Peter Rhodes on "challenges" in Albert Square, magnetic personalities and another miscalculation by the Master Race

Read today's column by Peter Rhodes.

Published
New Zealanders united

OUR changing language. Confronted with the massive £86 million bill for a new EastEnders set - currently £27 million overspent - a BBC spokesman says: "there have been challenges along the way." I suspect they are keeping another useful word in reserve. Soon the BBC will tell us: "We have been on a journey."

IT is sensible to be aware of extreme right-wing violence and to prepare for some appalling New Zealand-type outrage. It is also sensible to keep things in proportion. Over the past two years in Britain, terrorism inspired by extreme Islam has killed 34 and wounded 237. In the same period, violence blamed on the extreme right has killed one person in Britain and injured nine.
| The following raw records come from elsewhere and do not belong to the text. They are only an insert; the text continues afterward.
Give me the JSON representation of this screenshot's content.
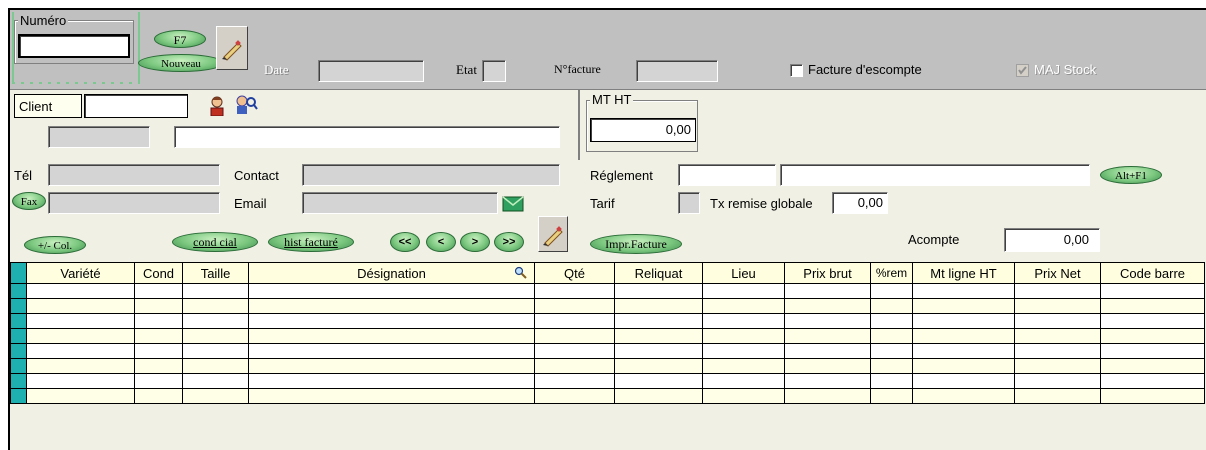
{
  "header": {
    "numero_label": "Numéro",
    "numero_value": "",
    "f7_label": "F7",
    "nouveau_label": "Nouveau",
    "date_label": "Date",
    "date_value": "",
    "etat_label": "Etat",
    "nfacture_label": "N°facture",
    "nfacture_value": "",
    "facture_escompte_label": "Facture d'escompte",
    "maj_stock_label": "MAJ Stock"
  },
  "client": {
    "client_label": "Client",
    "client_value": "",
    "code_value": "",
    "name_value": "",
    "tel_label": "Tél",
    "tel_value": "",
    "contact_label": "Contact",
    "contact_value": "",
    "fax_label": "Fax",
    "fax_value": "",
    "email_label": "Email",
    "email_value": ""
  },
  "totals": {
    "mt_ht_label": "MT HT",
    "mt_ht_value": "0,00",
    "reglement_label": "Réglement",
    "reglement_code": "",
    "reglement_desc": "",
    "altf1_label": "Alt+F1",
    "tarif_label": "Tarif",
    "tx_remise_label": "Tx remise globale",
    "tx_remise_value": "0,00",
    "acompte_label": "Acompte",
    "acompte_value": "0,00"
  },
  "actions": {
    "col_label": "+/- Col.",
    "cond_cial_label": "cond cial",
    "hist_facture_label": "hist facturé",
    "first_label": "<<",
    "prev_label": "<",
    "next_label": ">",
    "last_label": ">>",
    "impr_facture_label": "Impr.Facture"
  },
  "grid": {
    "columns": [
      "Variété",
      "Cond",
      "Taille",
      "Désignation",
      "Qté",
      "Reliquat",
      "Lieu",
      "Prix brut",
      "%rem",
      "Mt ligne HT",
      "Prix Net",
      "Code barre"
    ],
    "row_count": 8
  },
  "colors": {
    "accent_teal": "#1eb0b0",
    "pill_green": "#7cc880",
    "panel_bg": "#f0f0e4",
    "toolbar_bg": "#c0c0c0"
  }
}
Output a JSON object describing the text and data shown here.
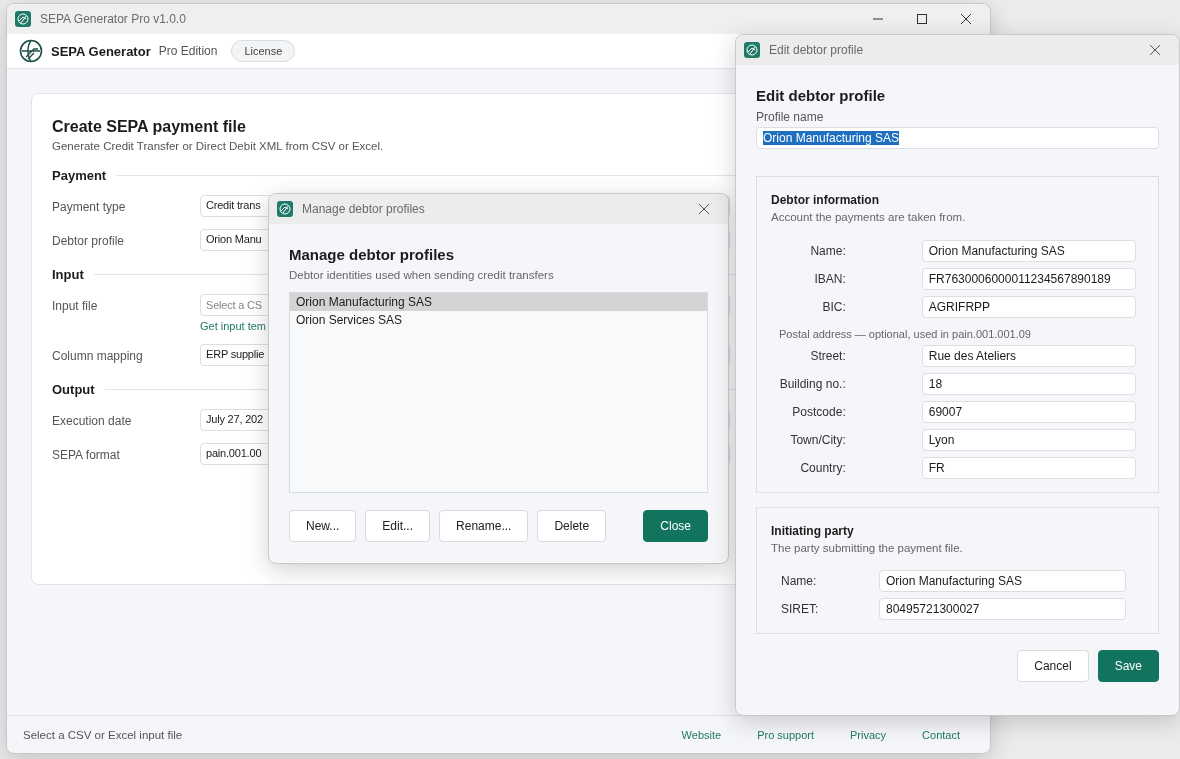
{
  "main_window": {
    "title": "SEPA Generator Pro v1.0.0",
    "header": {
      "app_name": "SEPA Generator",
      "edition": "Pro Edition",
      "license_button": "License"
    },
    "card": {
      "title": "Create SEPA payment file",
      "subtitle": "Generate Credit Transfer or Direct Debit XML from CSV or Excel.",
      "sections": [
        {
          "heading": "Payment",
          "rows": [
            {
              "label": "Payment type",
              "kind": "select",
              "value": "Credit trans"
            },
            {
              "label": "Debtor profile",
              "kind": "select",
              "value": "Orion Manu"
            }
          ]
        },
        {
          "heading": "Input",
          "rows": [
            {
              "label": "Input file",
              "kind": "file",
              "placeholder": "Select a CS",
              "link": "Get input tem"
            },
            {
              "label": "Column mapping",
              "kind": "select",
              "value": "ERP supplie"
            }
          ]
        },
        {
          "heading": "Output",
          "rows": [
            {
              "label": "Execution date",
              "kind": "select",
              "value": "July 27, 202"
            },
            {
              "label": "SEPA format",
              "kind": "select",
              "value": "pain.001.00"
            }
          ]
        }
      ]
    },
    "status_bar": {
      "text": "Select a CSV or Excel input file",
      "links": [
        "Website",
        "Pro support",
        "Privacy",
        "Contact"
      ]
    }
  },
  "manage_dialog": {
    "title": "Manage debtor profiles",
    "heading": "Manage debtor profiles",
    "subtitle": "Debtor identities used when sending credit transfers",
    "profiles": [
      {
        "name": "Orion Manufacturing SAS",
        "selected": true
      },
      {
        "name": "Orion Services SAS",
        "selected": false
      }
    ],
    "buttons": [
      {
        "label": "New...",
        "kind": "secondary"
      },
      {
        "label": "Edit...",
        "kind": "secondary"
      },
      {
        "label": "Rename...",
        "kind": "secondary"
      },
      {
        "label": "Delete",
        "kind": "secondary"
      },
      {
        "label": "Close",
        "kind": "primary"
      }
    ]
  },
  "edit_dialog": {
    "title": "Edit debtor profile",
    "heading": "Edit debtor profile",
    "profile_name_label": "Profile name",
    "profile_name": {
      "value": "Orion Manufacturing SAS",
      "text_selected": true
    },
    "groups": [
      {
        "kind": "aligned",
        "title": "Debtor information",
        "subtitle": "Account the payments are taken from.",
        "rows": [
          {
            "kind": "field",
            "label": "Name:",
            "value": "Orion Manufacturing SAS"
          },
          {
            "kind": "field",
            "label": "IBAN:",
            "value": "FR7630006000011234567890189"
          },
          {
            "kind": "field",
            "label": "BIC:",
            "value": "AGRIFRPP"
          },
          {
            "kind": "note",
            "text": "Postal address — optional, used in pain.001.001.09"
          },
          {
            "kind": "field",
            "label": "Street:",
            "value": "Rue des Ateliers"
          },
          {
            "kind": "field",
            "label": "Building no.:",
            "value": "18"
          },
          {
            "kind": "field",
            "label": "Postcode:",
            "value": "69007"
          },
          {
            "kind": "field",
            "label": "Town/City:",
            "value": "Lyon"
          },
          {
            "kind": "field",
            "label": "Country:",
            "value": "FR"
          }
        ]
      },
      {
        "kind": "compact",
        "title": "Initiating party",
        "subtitle": "The party submitting the payment file.",
        "rows": [
          {
            "kind": "field",
            "label": "Name:",
            "value": "Orion Manufacturing SAS"
          },
          {
            "kind": "field",
            "label": "SIRET:",
            "value": "80495721300027"
          }
        ]
      }
    ],
    "buttons": [
      {
        "label": "Cancel",
        "kind": "secondary"
      },
      {
        "label": "Save",
        "kind": "primary"
      }
    ]
  }
}
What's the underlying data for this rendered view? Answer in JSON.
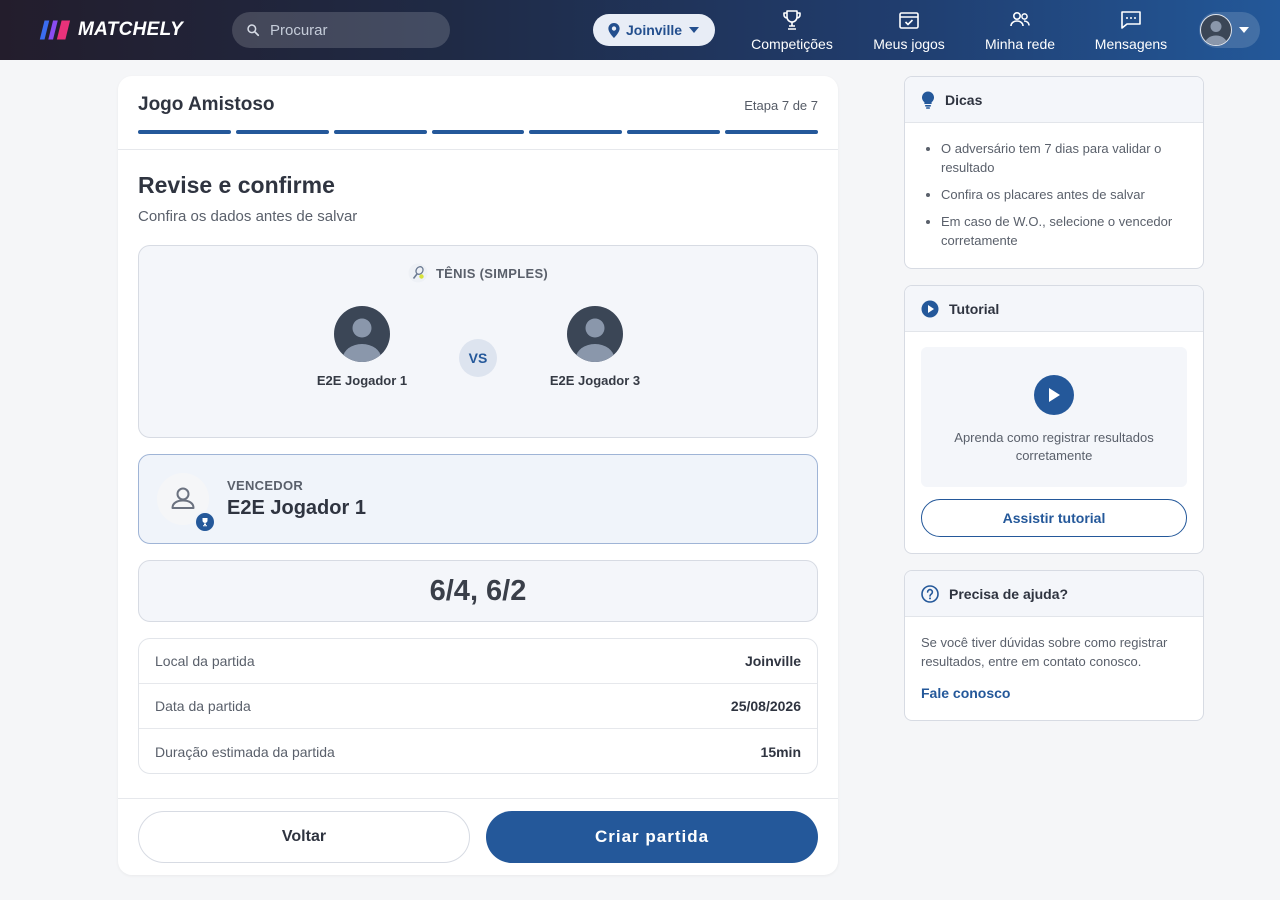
{
  "header": {
    "brand": "MATCHELY",
    "search_placeholder": "Procurar",
    "city": "Joinville",
    "nav": [
      {
        "label": "Competições",
        "icon": "trophy-icon"
      },
      {
        "label": "Meus jogos",
        "icon": "calendar-check-icon"
      },
      {
        "label": "Minha rede",
        "icon": "people-icon"
      },
      {
        "label": "Mensagens",
        "icon": "chat-icon"
      }
    ]
  },
  "wizard": {
    "title": "Jogo Amistoso",
    "step": "Etapa 7 de 7",
    "progress": {
      "completed": 7,
      "total": 7
    },
    "heading": "Revise e confirme",
    "subtitle": "Confira os dados antes de salvar"
  },
  "match": {
    "sport": "TÊNIS (SIMPLES)",
    "player1": "E2E Jogador 1",
    "vs": "VS",
    "player2": "E2E Jogador 3"
  },
  "winner": {
    "label": "VENCEDOR",
    "name": "E2E Jogador 1"
  },
  "score": "6/4, 6/2",
  "details": [
    {
      "label": "Local da partida",
      "value": "Joinville"
    },
    {
      "label": "Data da partida",
      "value": "25/08/2026"
    },
    {
      "label": "Duração estimada da partida",
      "value": "15min"
    }
  ],
  "actions": {
    "back": "Voltar",
    "create": "Criar partida"
  },
  "tips": {
    "title": "Dicas",
    "items": [
      "O adversário tem 7 dias para validar o resultado",
      "Confira os placares antes de salvar",
      "Em caso de W.O., selecione o vencedor corretamente"
    ]
  },
  "tutorial": {
    "title": "Tutorial",
    "video_text": "Aprenda como registrar resultados corretamente",
    "button": "Assistir tutorial"
  },
  "help": {
    "title": "Precisa de ajuda?",
    "text": "Se você tiver dúvidas sobre como registrar resultados, entre em contato conosco.",
    "link": "Fale conosco"
  },
  "colors": {
    "primary": "#24589a",
    "header_start": "#231d2c",
    "header_end": "#235899"
  }
}
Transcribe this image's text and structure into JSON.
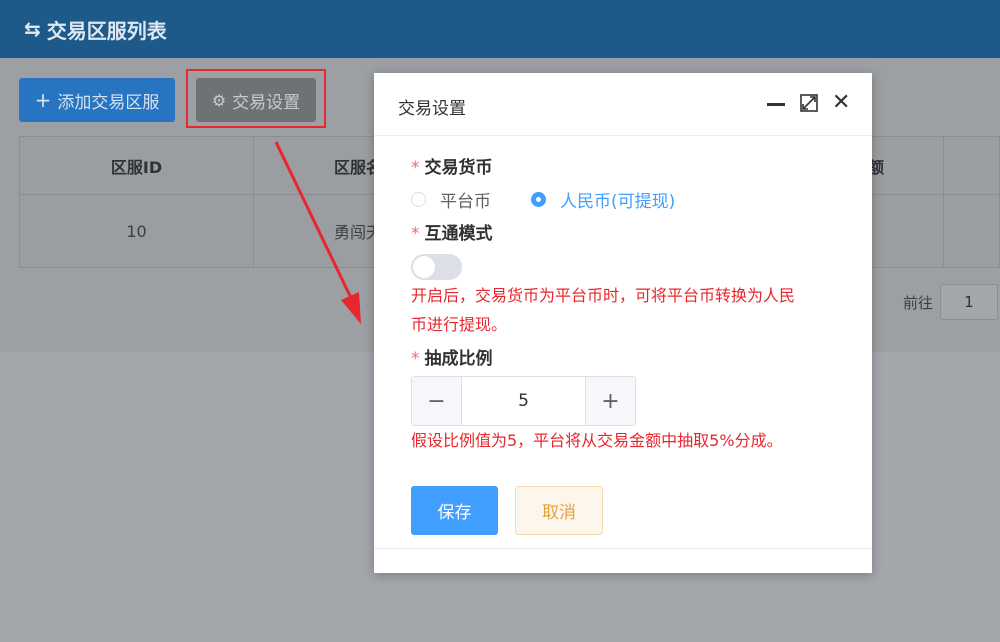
{
  "header": {
    "icon": "swap-icon",
    "title": "交易区服列表"
  },
  "toolbar": {
    "add_label": "添加交易区服",
    "settings_label": "交易设置"
  },
  "table": {
    "columns": [
      "区服ID",
      "区服名",
      "",
      "额",
      ""
    ],
    "rows": [
      [
        "10",
        "勇闯天",
        "",
        "",
        ""
      ]
    ]
  },
  "pagination": {
    "goto_label": "前往",
    "page": "1"
  },
  "dialog": {
    "title": "交易设置",
    "currency": {
      "label": "交易货币",
      "options": [
        "平台币",
        "人民币(可提现)"
      ],
      "selected": "人民币(可提现)"
    },
    "interop": {
      "label": "互通模式",
      "enabled": false,
      "hint_line1": "开启后，交易货币为平台币时，可将平台币转换为人民",
      "hint_line2": "币进行提现。"
    },
    "commission": {
      "label": "抽成比例",
      "value": "5",
      "hint": "假设比例值为5，平台将从交易金额中抽取5%分成。"
    },
    "save_label": "保存",
    "cancel_label": "取消"
  },
  "colors": {
    "primary": "#409eff",
    "danger": "#f56c6c",
    "warning": "#e6a23c",
    "annotation_red": "#e8262d",
    "header_bg": "#1d5a8a"
  }
}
Nobody should blame the cops, MI5 and Parliament for basing their priorities on what has actually happened rather than what somebody fears might happen.

MEANWHILE, the chief effect of the Christchurch massacre is that many New Zealanders feel an empathy and one-nation solidarity with their Muslim neighbours that they never felt before. The killer set out to sow division but created unity. It has always been a problem for the Master Race that their master plans never go quite to plan.

ON a sunny day in 1992 I enjoyed a boat ride around Hong Kong to gasp in wonder at the building of HK International Airport. Using massive earth-moving machines, the construction teams were slicing the top off a mountain on Chek Lap Kok island and smearing it into the bay to make new land. Much of Hong Kong has been reclaimed from the sea which explains why the trams, which once ran along the promenade, are now hundreds of yards inland. The locals are past masters at turning water into building land, so I wasn't surprised at this week's news that one of the biggest artificial islands in the world is to be created there. The energy is astonishing. While they build cities and unveil a global airport, we haggle about a third runway at Heathrow.

AN innocent abroad in '92, I pointed out to a couple of high-powered Chinese businessmen that when Britain handed over HK to the Chinese in 1997, China would actually be getting back a lot more land than it lost to the Brits 100 years earlier. I was informed that, for the sake of diplomacy, this was an issue best not mentioned.

SCIENTISTS in Tokyo believe some humans have the ability to detect magnetic north, just like homing pigeons. Not this human. When they handed out magnetic competence, I must have been at the back of the queue. Put me in any place you choose, town or country, spin me a couple of times and I am instantly,hopelessly lost.

I COMFORT myself with the fact, very useful when sailing, that I have an uncanny ability to know exactly where the wind is coming from. It's a genetic gift. Or as we call it in the family, big ears.